Laatst gewijzigd : 2010-07-30, Versie: 2.0, Verantwoording: Redactie Palliatieve zorg: richtlijnen voor de praktijk, Type: Landelijke richtlijn
De Wereld Gezondheidsorganisatie WHO heeft in 2002 een beleidsnotitie gepubliceerd waarin nationale regeringen opgeroepen worden beleid op het gebied van CAM te ontwikkelen, gezien het aantal patiënten dat er wereldwijd gebruik van maakt. In 2003 is hierover een resolutie aangenomen. De WHO wijst erop dat in landen als India, Rwanda, Benin en Ethiopië 70-90% van de bevolking gebruik maakt van traditionele (voor ons alternatieve) behandelwijzen, terwijl in landen als België, Frankrijk, de Verenigde Staten en Canada 31-70% van de bevolking wel eens een beroep doet op CAM. Uit gegevens van het CBS van 2008 blijkt dat er in Nederland in de afgelopen jaren sprake is van een lichte toename in het gebruik van CAM. De afgelopen decennia is in Nederland het gebruik van CAM en CZ door mensen met kanker gestegen van 15 naar 30%. Het gebruik in de palliatieve zorg wordt geschat op 39% en daalt naarmate het levenseinde nadert.

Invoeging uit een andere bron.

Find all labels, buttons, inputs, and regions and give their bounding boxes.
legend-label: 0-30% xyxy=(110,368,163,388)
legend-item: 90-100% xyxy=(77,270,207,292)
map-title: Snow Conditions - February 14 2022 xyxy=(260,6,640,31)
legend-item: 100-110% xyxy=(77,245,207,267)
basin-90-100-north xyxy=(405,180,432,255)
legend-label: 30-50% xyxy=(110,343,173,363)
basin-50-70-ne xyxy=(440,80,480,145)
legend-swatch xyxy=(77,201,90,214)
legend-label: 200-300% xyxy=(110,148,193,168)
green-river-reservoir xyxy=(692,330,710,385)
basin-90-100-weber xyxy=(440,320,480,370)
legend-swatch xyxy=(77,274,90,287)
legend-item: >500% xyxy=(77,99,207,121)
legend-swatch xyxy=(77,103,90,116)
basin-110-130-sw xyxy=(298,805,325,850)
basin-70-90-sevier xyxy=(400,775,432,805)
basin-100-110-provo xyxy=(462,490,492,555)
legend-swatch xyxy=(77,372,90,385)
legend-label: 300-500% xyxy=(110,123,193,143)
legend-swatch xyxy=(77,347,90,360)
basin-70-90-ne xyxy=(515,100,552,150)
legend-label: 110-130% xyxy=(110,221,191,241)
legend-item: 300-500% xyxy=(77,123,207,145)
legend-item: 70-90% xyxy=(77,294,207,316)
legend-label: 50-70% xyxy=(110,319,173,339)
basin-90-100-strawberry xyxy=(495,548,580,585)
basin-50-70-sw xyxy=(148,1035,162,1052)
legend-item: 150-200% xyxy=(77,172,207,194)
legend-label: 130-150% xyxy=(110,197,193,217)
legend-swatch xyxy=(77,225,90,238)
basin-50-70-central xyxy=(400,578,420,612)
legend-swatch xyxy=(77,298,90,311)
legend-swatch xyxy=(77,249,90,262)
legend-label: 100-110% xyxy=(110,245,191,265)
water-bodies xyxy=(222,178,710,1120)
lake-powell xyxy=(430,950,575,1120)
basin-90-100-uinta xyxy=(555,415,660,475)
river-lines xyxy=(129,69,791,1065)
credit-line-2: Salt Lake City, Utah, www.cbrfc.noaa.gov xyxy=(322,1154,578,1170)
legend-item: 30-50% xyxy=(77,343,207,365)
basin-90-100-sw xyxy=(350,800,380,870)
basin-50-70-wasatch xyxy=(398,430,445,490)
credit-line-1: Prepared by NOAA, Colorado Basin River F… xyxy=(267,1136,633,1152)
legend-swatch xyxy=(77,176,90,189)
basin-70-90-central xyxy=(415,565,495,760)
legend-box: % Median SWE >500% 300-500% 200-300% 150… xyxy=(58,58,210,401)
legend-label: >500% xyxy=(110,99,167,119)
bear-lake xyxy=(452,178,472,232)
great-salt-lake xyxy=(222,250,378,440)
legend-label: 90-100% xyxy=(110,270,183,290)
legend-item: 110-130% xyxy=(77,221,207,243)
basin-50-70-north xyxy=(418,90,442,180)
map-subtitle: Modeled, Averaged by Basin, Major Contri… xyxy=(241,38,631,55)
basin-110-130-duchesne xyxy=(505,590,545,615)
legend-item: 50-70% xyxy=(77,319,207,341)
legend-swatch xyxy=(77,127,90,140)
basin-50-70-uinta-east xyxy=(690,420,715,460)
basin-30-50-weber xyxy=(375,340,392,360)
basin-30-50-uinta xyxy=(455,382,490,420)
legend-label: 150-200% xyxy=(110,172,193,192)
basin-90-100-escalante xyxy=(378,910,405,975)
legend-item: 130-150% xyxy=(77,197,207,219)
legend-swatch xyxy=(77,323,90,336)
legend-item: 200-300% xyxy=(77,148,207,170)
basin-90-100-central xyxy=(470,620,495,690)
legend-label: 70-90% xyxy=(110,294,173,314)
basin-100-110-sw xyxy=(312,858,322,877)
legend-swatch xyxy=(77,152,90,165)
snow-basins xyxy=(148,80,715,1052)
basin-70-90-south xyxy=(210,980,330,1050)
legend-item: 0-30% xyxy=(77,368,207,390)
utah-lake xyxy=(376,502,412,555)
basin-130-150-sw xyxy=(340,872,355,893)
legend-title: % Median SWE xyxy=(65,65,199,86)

Met name in de Verenigde Staten is veel onderzoek gedaan naar de redenen waarom patiënten CAM of CZ willen: Steeds meer mensen hebben een holistische visie op gezondheid en ziekte en hebben vragen over de gangbare medische zorg, zoals neveneffecten van medicijnen. Vooral bij problemen die naar hun ervaring onvoldoende worden opgelost door de gangbare zorg zoeken zij naar andere mogelijkheden. Naast het effect van de complementaire interventies, waarderen zij ook de tijd en aandacht van de zorgverlener bij complementaire zorg. Veel patiënten hebben de overtuiging dat door CAM/CZ het lichaam sterker wordt om te vechten tegen de ziekte en dat de combinatie van reguliere en complementaire zorg effectiever zal zijn. De toegankelijkheid van informatie over CAM op bijvoorbeeld internet en adviezen van naasten spelen zeker ook een rol bij de keuze.
Volgens een NIPO-enquête uit 1998 is 75% van de Nederlanders van mening dat ziekenhuizen alternatieve vormen van zorg zouden moeten aanbieden. Wat deze zorg zou moeten inhouden is niet gevraagd.
Nieuwe zorgvisies als ‘integrative medicine' en ‘Planetree' of nieuwe organisatiemodellen als die van het ‘magneetziekenhuis' die nu ook door Nederlandse zorginstellingen verkend worden, bieden expliciet ruimte voor vormen van complementaire zorg.
De belangrijkste reden voor gezondheidszorginstellingen om complementaire zorg aan te bieden is om iets extra's te kunnen doen voor patiënten. Daarnaast spelen de toenemende evidentie voor bepaalde CZ-vormen, de vraag of behoefte van de patiënt, behoefte van de zorgverlener om meer holistische zorg te leveren, de mogelijkheid om een verschil te bieden met andere instellingen en de interesse van professionals, een belangrijke rol.
Uit een onderzoek naar de implementatie van complementaire zorgvormen blijkt dat er de afgelopen jaren 48 projecten op het gebied van complementaire zorg binnen zorginstellingen ontwikkeld zijn. Het zijn met name verpleegkundigen (60%) die bij deze projecten betrokken zijn. Dit betreft vooral projecten over massage (61%), therapeutic touch (50%), werken met etherische oliën (44%), ontspanningsvormen (26%) en luisteren naar muziek (24%).